The bridesmaid myth

Growing up, I moved cross-country four times, lived in five different houses and went to five different schools in just as many years. This constant change of scenery left me without a solid base of friends; and I envied the friends I had left behind who had lived in the same neighborhood and had the same friends all of their lives.

I moved into house #5 in July, and that August I chose to go away to boarding school for high school. I figured this was my chance. I would finally meet my best friends for life that would not be left behind after one year. But for those of you who did not experience living in dorms starting at 14 or having Saturday classes, living at your high school is not always a dream come true, and living with and seeing your best friends 24-7 is a lot to adjust to at such a young age. Though I did make great friends, they are scattered around the world, and I still found myself at home on school breaks and in the summer with few to no friends within driving distance.

So, when I came to Duke, I was apprehensive and nervous that I would continue to go through my cycle of having 'disposable' relationships, though everyone assured me otherwise. My friend's mom told me, "College is the best place to make lifelong friends. It's where you meet all of your bridesmaids!" I started to believe more and more that I would meet my own perfect group of "bridesmaids" right off the bat once I moved onto East Campus.

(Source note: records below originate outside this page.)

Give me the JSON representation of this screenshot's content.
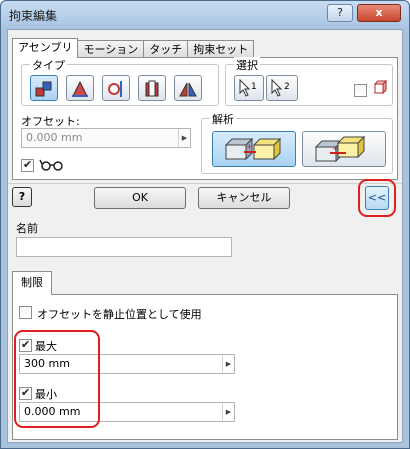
{
  "window": {
    "title": "拘束編集",
    "help_button": "?",
    "close_button": "x"
  },
  "tabs": [
    "アセンブリ",
    "モーション",
    "タッチ",
    "拘束セット"
  ],
  "type_group": {
    "label": "タイプ",
    "buttons": [
      "mate-icon",
      "angle-icon",
      "tangent-icon",
      "insert-icon",
      "symmetry-icon"
    ]
  },
  "selection_group": {
    "label": "選択",
    "buttons": [
      "1",
      "2"
    ]
  },
  "offset": {
    "label": "オフセット:",
    "value": "0.000 mm",
    "glasses_checked": true
  },
  "solution_group": {
    "label": "解析"
  },
  "dialog_buttons": {
    "ok": "OK",
    "cancel": "キャンセル",
    "collapse": "<<"
  },
  "name_section": {
    "label": "名前",
    "value": ""
  },
  "limits_tab": {
    "label": "制限"
  },
  "limits": {
    "use_offset_resting": {
      "label": "オフセットを静止位置として使用",
      "checked": false
    },
    "max": {
      "label": "最大",
      "checked": true,
      "value": "300 mm"
    },
    "min": {
      "label": "最小",
      "checked": true,
      "value": "0.000 mm"
    }
  }
}
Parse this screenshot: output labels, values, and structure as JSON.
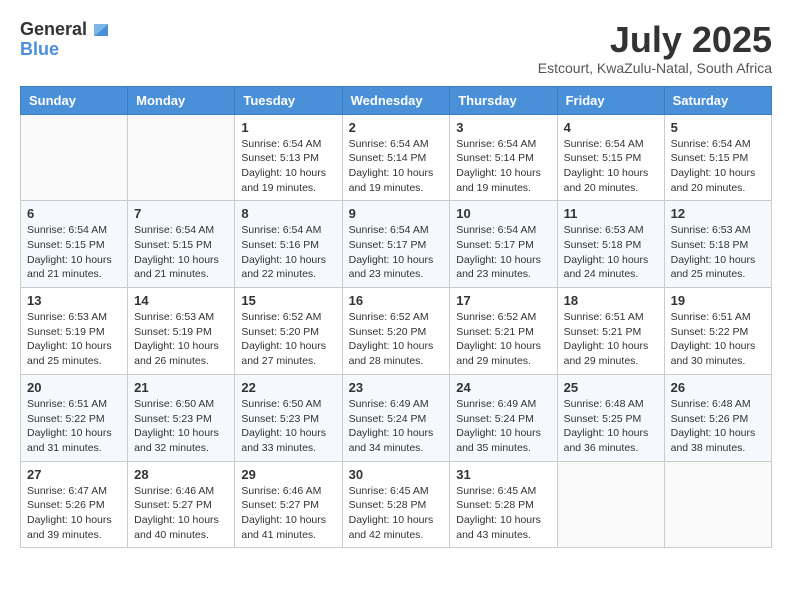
{
  "logo": {
    "general": "General",
    "blue": "Blue"
  },
  "title": "July 2025",
  "subtitle": "Estcourt, KwaZulu-Natal, South Africa",
  "days_of_week": [
    "Sunday",
    "Monday",
    "Tuesday",
    "Wednesday",
    "Thursday",
    "Friday",
    "Saturday"
  ],
  "weeks": [
    [
      {
        "day": "",
        "info": ""
      },
      {
        "day": "",
        "info": ""
      },
      {
        "day": "1",
        "info": "Sunrise: 6:54 AM\nSunset: 5:13 PM\nDaylight: 10 hours and 19 minutes."
      },
      {
        "day": "2",
        "info": "Sunrise: 6:54 AM\nSunset: 5:14 PM\nDaylight: 10 hours and 19 minutes."
      },
      {
        "day": "3",
        "info": "Sunrise: 6:54 AM\nSunset: 5:14 PM\nDaylight: 10 hours and 19 minutes."
      },
      {
        "day": "4",
        "info": "Sunrise: 6:54 AM\nSunset: 5:15 PM\nDaylight: 10 hours and 20 minutes."
      },
      {
        "day": "5",
        "info": "Sunrise: 6:54 AM\nSunset: 5:15 PM\nDaylight: 10 hours and 20 minutes."
      }
    ],
    [
      {
        "day": "6",
        "info": "Sunrise: 6:54 AM\nSunset: 5:15 PM\nDaylight: 10 hours and 21 minutes."
      },
      {
        "day": "7",
        "info": "Sunrise: 6:54 AM\nSunset: 5:15 PM\nDaylight: 10 hours and 21 minutes."
      },
      {
        "day": "8",
        "info": "Sunrise: 6:54 AM\nSunset: 5:16 PM\nDaylight: 10 hours and 22 minutes."
      },
      {
        "day": "9",
        "info": "Sunrise: 6:54 AM\nSunset: 5:17 PM\nDaylight: 10 hours and 23 minutes."
      },
      {
        "day": "10",
        "info": "Sunrise: 6:54 AM\nSunset: 5:17 PM\nDaylight: 10 hours and 23 minutes."
      },
      {
        "day": "11",
        "info": "Sunrise: 6:53 AM\nSunset: 5:18 PM\nDaylight: 10 hours and 24 minutes."
      },
      {
        "day": "12",
        "info": "Sunrise: 6:53 AM\nSunset: 5:18 PM\nDaylight: 10 hours and 25 minutes."
      }
    ],
    [
      {
        "day": "13",
        "info": "Sunrise: 6:53 AM\nSunset: 5:19 PM\nDaylight: 10 hours and 25 minutes."
      },
      {
        "day": "14",
        "info": "Sunrise: 6:53 AM\nSunset: 5:19 PM\nDaylight: 10 hours and 26 minutes."
      },
      {
        "day": "15",
        "info": "Sunrise: 6:52 AM\nSunset: 5:20 PM\nDaylight: 10 hours and 27 minutes."
      },
      {
        "day": "16",
        "info": "Sunrise: 6:52 AM\nSunset: 5:20 PM\nDaylight: 10 hours and 28 minutes."
      },
      {
        "day": "17",
        "info": "Sunrise: 6:52 AM\nSunset: 5:21 PM\nDaylight: 10 hours and 29 minutes."
      },
      {
        "day": "18",
        "info": "Sunrise: 6:51 AM\nSunset: 5:21 PM\nDaylight: 10 hours and 29 minutes."
      },
      {
        "day": "19",
        "info": "Sunrise: 6:51 AM\nSunset: 5:22 PM\nDaylight: 10 hours and 30 minutes."
      }
    ],
    [
      {
        "day": "20",
        "info": "Sunrise: 6:51 AM\nSunset: 5:22 PM\nDaylight: 10 hours and 31 minutes."
      },
      {
        "day": "21",
        "info": "Sunrise: 6:50 AM\nSunset: 5:23 PM\nDaylight: 10 hours and 32 minutes."
      },
      {
        "day": "22",
        "info": "Sunrise: 6:50 AM\nSunset: 5:23 PM\nDaylight: 10 hours and 33 minutes."
      },
      {
        "day": "23",
        "info": "Sunrise: 6:49 AM\nSunset: 5:24 PM\nDaylight: 10 hours and 34 minutes."
      },
      {
        "day": "24",
        "info": "Sunrise: 6:49 AM\nSunset: 5:24 PM\nDaylight: 10 hours and 35 minutes."
      },
      {
        "day": "25",
        "info": "Sunrise: 6:48 AM\nSunset: 5:25 PM\nDaylight: 10 hours and 36 minutes."
      },
      {
        "day": "26",
        "info": "Sunrise: 6:48 AM\nSunset: 5:26 PM\nDaylight: 10 hours and 38 minutes."
      }
    ],
    [
      {
        "day": "27",
        "info": "Sunrise: 6:47 AM\nSunset: 5:26 PM\nDaylight: 10 hours and 39 minutes."
      },
      {
        "day": "28",
        "info": "Sunrise: 6:46 AM\nSunset: 5:27 PM\nDaylight: 10 hours and 40 minutes."
      },
      {
        "day": "29",
        "info": "Sunrise: 6:46 AM\nSunset: 5:27 PM\nDaylight: 10 hours and 41 minutes."
      },
      {
        "day": "30",
        "info": "Sunrise: 6:45 AM\nSunset: 5:28 PM\nDaylight: 10 hours and 42 minutes."
      },
      {
        "day": "31",
        "info": "Sunrise: 6:45 AM\nSunset: 5:28 PM\nDaylight: 10 hours and 43 minutes."
      },
      {
        "day": "",
        "info": ""
      },
      {
        "day": "",
        "info": ""
      }
    ]
  ]
}
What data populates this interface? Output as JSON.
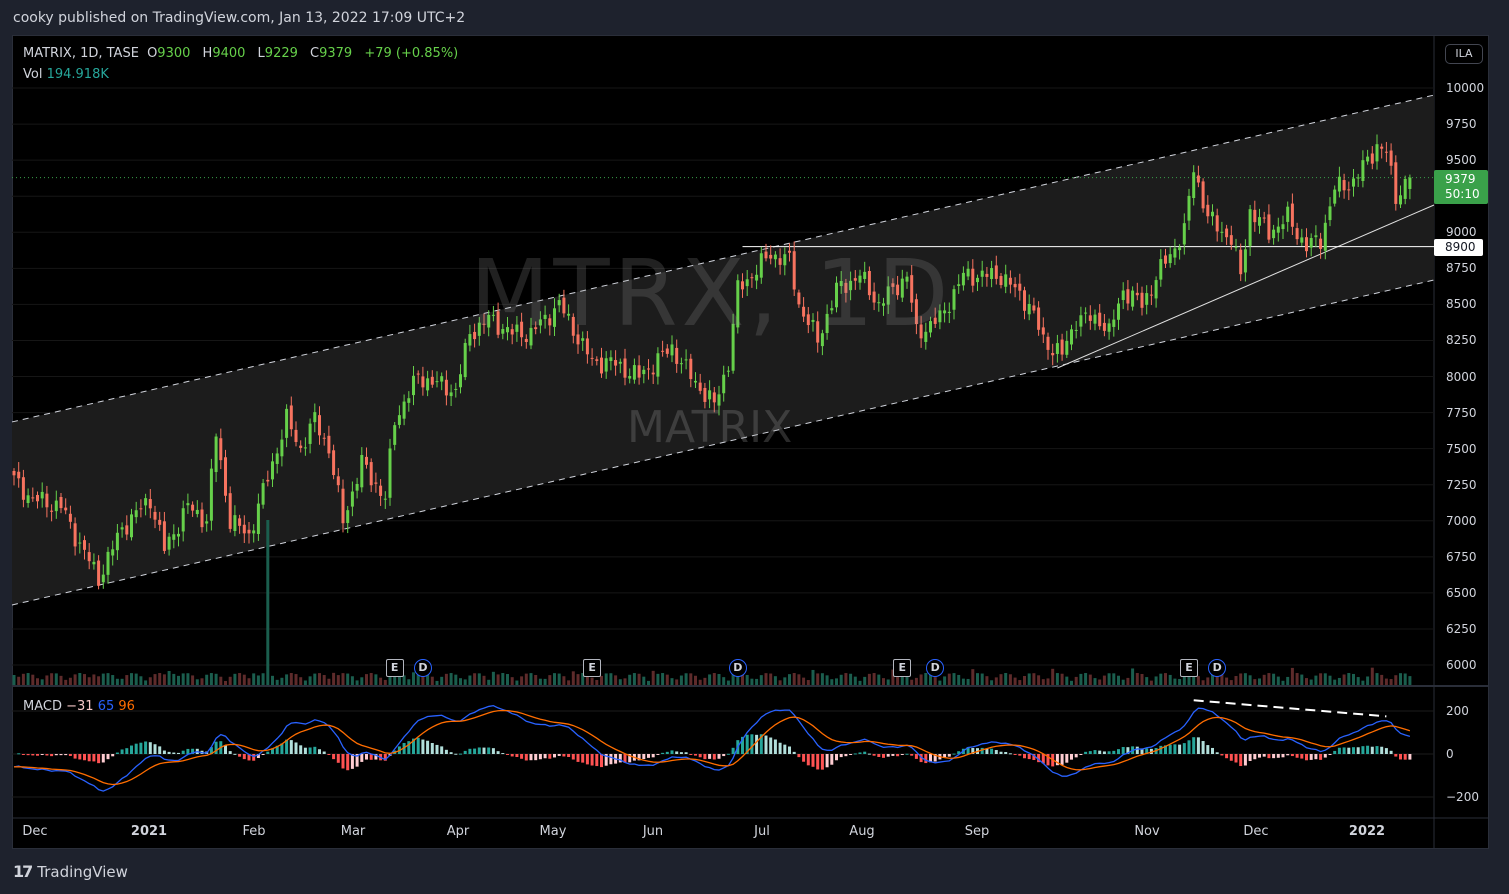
{
  "header": {
    "published": "cooky published on TradingView.com, Jan 13, 2022 17:09 UTC+2"
  },
  "legend": {
    "symbol": "MATRIX, 1D, TASE",
    "open_label": "O",
    "open": "9300",
    "high_label": "H",
    "high": "9400",
    "low_label": "L",
    "low": "9229",
    "close_label": "C",
    "close": "9379",
    "change": "+79 (+0.85%)",
    "vol_label": "Vol",
    "vol": "194.918K"
  },
  "watermark": {
    "title": "MTRX, 1D",
    "subtitle": "MATRIX"
  },
  "price_axis": {
    "currency": "ILA",
    "ticks": [
      10000,
      9750,
      9500,
      9250,
      9000,
      8750,
      8500,
      8250,
      8000,
      7750,
      7500,
      7250,
      7000,
      6750,
      6500,
      6250,
      6000
    ],
    "current_price": "9379",
    "countdown": "50:10",
    "level_label": "8900"
  },
  "macd": {
    "label": "MACD",
    "hist": "−31",
    "macd": "65",
    "signal": "96",
    "ticks": [
      "200",
      "0",
      "−200"
    ]
  },
  "time_axis": {
    "labels": [
      "Dec",
      "2021",
      "Feb",
      "Mar",
      "Apr",
      "May",
      "Jun",
      "Jul",
      "Aug",
      "Sep",
      "Nov",
      "Dec",
      "2022"
    ]
  },
  "events": {
    "e": "E",
    "d": "D"
  },
  "footer": {
    "brand": "TradingView",
    "logo": "17"
  },
  "colors": {
    "up": "#66d04a",
    "down": "#f7735f",
    "macd": "#2962ff",
    "signal": "#ff6d00",
    "bg": "#000000",
    "page": "#1e222d"
  },
  "chart_data": {
    "type": "candlestick",
    "title": "MATRIX, 1D, TASE",
    "ylim": [
      6000,
      10000
    ],
    "ylabel": "ILA",
    "bars": 298,
    "close_keypoints_bar_price": [
      [
        0,
        7280
      ],
      [
        4,
        7150
      ],
      [
        10,
        7100
      ],
      [
        13,
        6900
      ],
      [
        18,
        6600
      ],
      [
        23,
        6950
      ],
      [
        29,
        7150
      ],
      [
        32,
        6800
      ],
      [
        37,
        7100
      ],
      [
        41,
        7000
      ],
      [
        43,
        7600
      ],
      [
        46,
        7000
      ],
      [
        50,
        6900
      ],
      [
        54,
        7300
      ],
      [
        58,
        7700
      ],
      [
        61,
        7500
      ],
      [
        64,
        7700
      ],
      [
        67,
        7500
      ],
      [
        70,
        7000
      ],
      [
        74,
        7400
      ],
      [
        79,
        7150
      ],
      [
        81,
        7700
      ],
      [
        86,
        8000
      ],
      [
        94,
        7900
      ],
      [
        97,
        8300
      ],
      [
        101,
        8400
      ],
      [
        106,
        8300
      ],
      [
        110,
        8300
      ],
      [
        116,
        8500
      ],
      [
        123,
        8100
      ],
      [
        127,
        8100
      ],
      [
        133,
        8000
      ],
      [
        140,
        8200
      ],
      [
        144,
        8000
      ],
      [
        149,
        7800
      ],
      [
        152,
        8100
      ],
      [
        154,
        8600
      ],
      [
        161,
        8850
      ],
      [
        165,
        8800
      ],
      [
        167,
        8500
      ],
      [
        171,
        8250
      ],
      [
        175,
        8600
      ],
      [
        180,
        8700
      ],
      [
        184,
        8500
      ],
      [
        190,
        8700
      ],
      [
        192,
        8300
      ],
      [
        197,
        8400
      ],
      [
        202,
        8700
      ],
      [
        210,
        8700
      ],
      [
        216,
        8500
      ],
      [
        219,
        8250
      ],
      [
        223,
        8150
      ],
      [
        226,
        8400
      ],
      [
        231,
        8400
      ],
      [
        233,
        8300
      ],
      [
        236,
        8600
      ],
      [
        240,
        8500
      ],
      [
        245,
        8800
      ],
      [
        249,
        9000
      ],
      [
        251,
        9450
      ],
      [
        254,
        9100
      ],
      [
        259,
        8950
      ],
      [
        261,
        8700
      ],
      [
        263,
        9150
      ],
      [
        267,
        9000
      ],
      [
        271,
        9100
      ],
      [
        275,
        8900
      ],
      [
        278,
        8950
      ],
      [
        281,
        9300
      ],
      [
        285,
        9350
      ],
      [
        290,
        9600
      ],
      [
        292,
        9550
      ],
      [
        294,
        9250
      ],
      [
        297,
        9379
      ]
    ],
    "last_bar": {
      "open": 9300,
      "high": 9400,
      "low": 9229,
      "close": 9379,
      "volume": "194.918K"
    },
    "drawings": {
      "channel_upper": [
        [
          0,
          7685
        ],
        [
          302,
          9951
        ]
      ],
      "channel_lower": [
        [
          0,
          6416
        ],
        [
          302,
          8669
        ]
      ],
      "trendline": [
        [
          222,
          8059
        ],
        [
          302,
          9189
        ]
      ],
      "horizontal_level": {
        "price": 8900,
        "from_bar": 155
      },
      "macd_divergence": [
        [
          251,
          250
        ],
        [
          292,
          175
        ]
      ]
    },
    "event_bars": {
      "E": [
        81,
        123,
        189,
        250
      ],
      "D": [
        87,
        154,
        196,
        256
      ]
    },
    "indicator": {
      "name": "MACD",
      "fast": 12,
      "slow": 26,
      "signal": 9,
      "ylim": [
        -280,
        280
      ]
    }
  }
}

I have since met so many wonderful people at Duke, and I know that I have made several friends who will be my friends for life. But I do feel that many of us are misled in our hopes of making lots of "best friends" once we set foot on campus. Think about the typical progression of four years at Duke. Freshman year, your friends are entirely dependent upon geography; whoever lives on your floor is automatically a new friend. Sophomore year, you are in a new place with an entirely new group of people and can no longer rely on geography as a means of staying in touch with your old floor buddies. As a result, many of us lose contact with the freshman friends that we worked so hard to make. As the tight-knit groups naturally break up over the course of sophomore year, many make a new set of friends by the end of second semester.

Junior year brings going abroad, and the friends you formed sophomore year are now scattered all over the world or left behind in Durham as you leave. People are separated for both semesters, and once again over the summer, making it difficult to sustain the bonds made during sophomore year.

Senior year brings with it one semester of being reunited with everyone you have encountered throughout Duke, friendships are re-forged. Then, second semester brings moving out and a final separation for many at graduation.

Though this cycle is not unique to Duke, it is a reality of life we all face here. Friendships come and go, but the rapid changes many of us face can cause anxiety that there is something wrong with us. We can't all hope to make tons of best friends at college, and it is normal to feel lonely or unsure when you feel like your friends do not stay the same for four years. College can be used as a time to discover yourself and let each new friend teach you a little something about what makes you tick, more about your own morals and values, partying habits or even simply your likes and dislikes. We learn how to have relationships here, even if we don't learn these lessons with the same group of people.

So for now, try and take the pressure off and just enjoy people for what they are while you're here. You have plenty of time to meet your own bridesmaids.

Laura Zwiener is Trinity sophomore. Her column runs every other Friday.